In any case, I carry my trusty digital camera most places I go, and I take pictures of things which catch my fancy. Here're a few pictures I took last week:
I think there's something wrong with an ethic of organic food which still allows for picking completely unripe fruit out of season and shipping it long distance to mock residents of northern climes.
The stuff grown with petrochemical fertilizers wasn't really any yellower, but that's at least what you would expect from industrial produce.
A conversation with my housemate Carlos about his love of fast food led me to indulge in my semi-annual Whopper.
I give the whole experience three and a half out of five stars. First, there's the drive-through. I probably derived most of the enjoyment from nostalgia, but to smell the indistinct Burger King aroma while waiting in the car was delightful. The price was cheap and the service was fast.
The actual Whopper was filled with indistinct Burger King flavor, which for the most part was a good thing. The experience was over quickly, but not altogether unsatisfying. Lots of pickles.
Mostly it was just great to give the middle finger to forces which tell me fast food is a horrible thing and enjoy it for half an hour. I suspect this is what is behind much of Burger King's recent success. They've come out with new sandwiches which take calorie density to unreached heights, and Americans have responded enthusiastically.
Have you seen the recent commercials where they tell Burger King customers they can't have a Whopper? It's an astounding feat that you can make beloved intellectual property out of a cheeseburger. There are essentially the same ingredients in a Whopper as in any other burger, yet I know one when I taste one. I guess it's the indistinct Burger King flavor.

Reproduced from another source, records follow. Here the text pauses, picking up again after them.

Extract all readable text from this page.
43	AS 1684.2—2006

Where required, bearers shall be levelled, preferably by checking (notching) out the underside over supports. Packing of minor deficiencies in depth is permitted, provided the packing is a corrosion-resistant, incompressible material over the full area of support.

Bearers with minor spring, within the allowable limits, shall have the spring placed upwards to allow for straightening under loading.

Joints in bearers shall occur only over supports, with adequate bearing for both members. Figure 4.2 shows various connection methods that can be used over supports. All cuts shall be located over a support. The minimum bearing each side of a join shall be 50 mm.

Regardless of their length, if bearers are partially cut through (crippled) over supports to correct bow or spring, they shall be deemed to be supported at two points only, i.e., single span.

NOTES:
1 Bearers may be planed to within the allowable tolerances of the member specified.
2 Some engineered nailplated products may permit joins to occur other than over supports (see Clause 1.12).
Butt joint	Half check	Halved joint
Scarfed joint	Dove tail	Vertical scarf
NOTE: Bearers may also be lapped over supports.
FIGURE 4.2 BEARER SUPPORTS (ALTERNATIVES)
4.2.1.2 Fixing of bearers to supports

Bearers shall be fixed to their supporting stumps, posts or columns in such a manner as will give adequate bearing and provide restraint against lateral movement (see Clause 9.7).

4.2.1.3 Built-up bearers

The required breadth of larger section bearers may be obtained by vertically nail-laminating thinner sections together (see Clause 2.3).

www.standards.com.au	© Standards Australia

Thinking about it, that happens all across the American foodscape. Chips Ahoy tastes different from Chips Deluxe. Campbell's Chicken Noodle Soup tastes different from Progresso. Somehow value is added by affixing a brand to the commodity in question: you know what you're getting. The soup may not be any good, but at least you know that this can tastes the same as that can. Familiarity breeds comfort.

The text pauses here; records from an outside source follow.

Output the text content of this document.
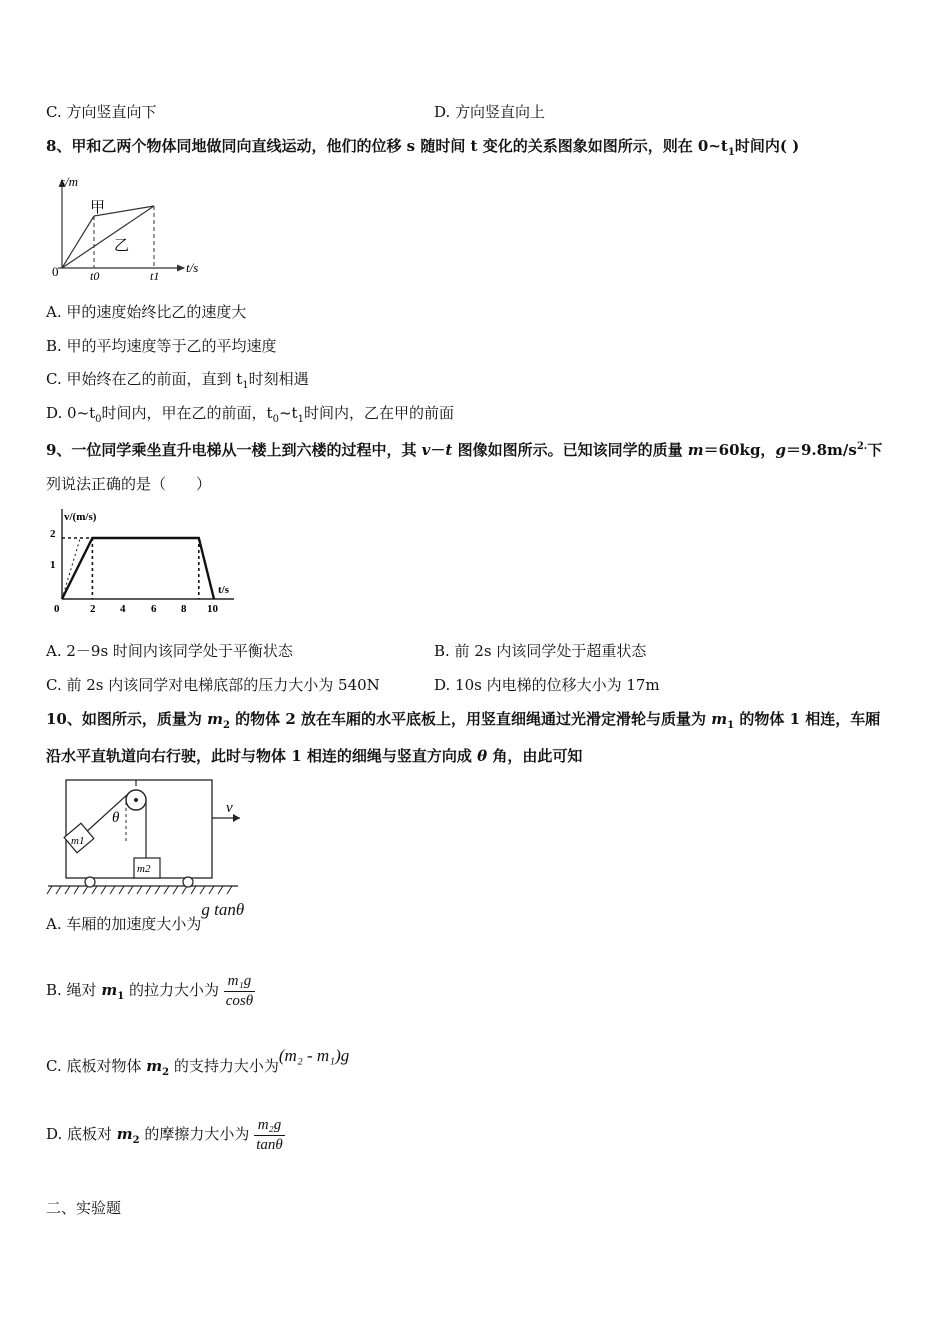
C. 方向竖直向下	D. 方向竖直向上
8、甲和乙两个物体同地做同向直线运动，他们的位移 s 随时间 t 变化的关系图象如图所示，则在 $0\sim t_1$时间内( )
s/m
t/s
0	t0	t1
甲
乙
A. 甲的速度始终比乙的速度大
B. 甲的平均速度等于乙的平均速度
C. 甲始终在乙的前面，直到 $t_1$时刻相遇
D. $0\sim t_0$时间内，甲在乙的前面，$t_0\sim t_1$时间内，乙在甲的前面
9、一位同学乘坐直升电梯从一楼上到六楼的过程中，其 v－t 图像如图所示。已知该同学的质量 m＝60kg，$g=9.8m/s^{2.}$下
列说法正确的是（　　）
v/(m/s)
t/s
2
1
0	2 4 6 8 10
A. 2－9s 时间内该同学处于平衡状态	B. 前 2s 内该同学处于超重状态
C. 前 2s 内该同学对电梯底部的压力大小为 540N	D. 10s 内电梯的位移大小为 17m
10、如图所示，质量为 $m_2$ 的物体 2 放在车厢的水平底板上，用竖直细绳通过光滑定滑轮与质量为 $m_1$ 的物体 1 相连，车厢
沿水平直轨道向右行驶，此时与物体 1 相连的细绳与竖直方向成 θ 角，由此可知
θ
m1
m2
v
A. 车厢的加速度大小为g tanθ
B. 绳对 $m_1$ 的拉力大小为 $\frac{\text{m₁g}}{\cos\theta}$
C. 底板对物体 $m_2$ 的支持力大小为(m₂ - m₁)g
D. 底板对 $m_2$ 的摩擦力大小为 $\frac{\text{m₂g}}{\tan\theta}$
二、实验题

My (Catholic) stepdad heard that I had been turned down by a (wonderful) girl recently, so he put this ad for the priesthood in my bedroom mirror at home.
What a guy, huh? Sometimes a gentle ribbing is much better than straight sympathy. It's great to have an older man who can tell me not to take myself so seriously.
Note that this ad's strategy is to reassure you that life as a priest is preferable to suicide. "Hey, is your life not worth living? You sound like just the kind of man we're looking for!" If I were them, I would set the bar higher.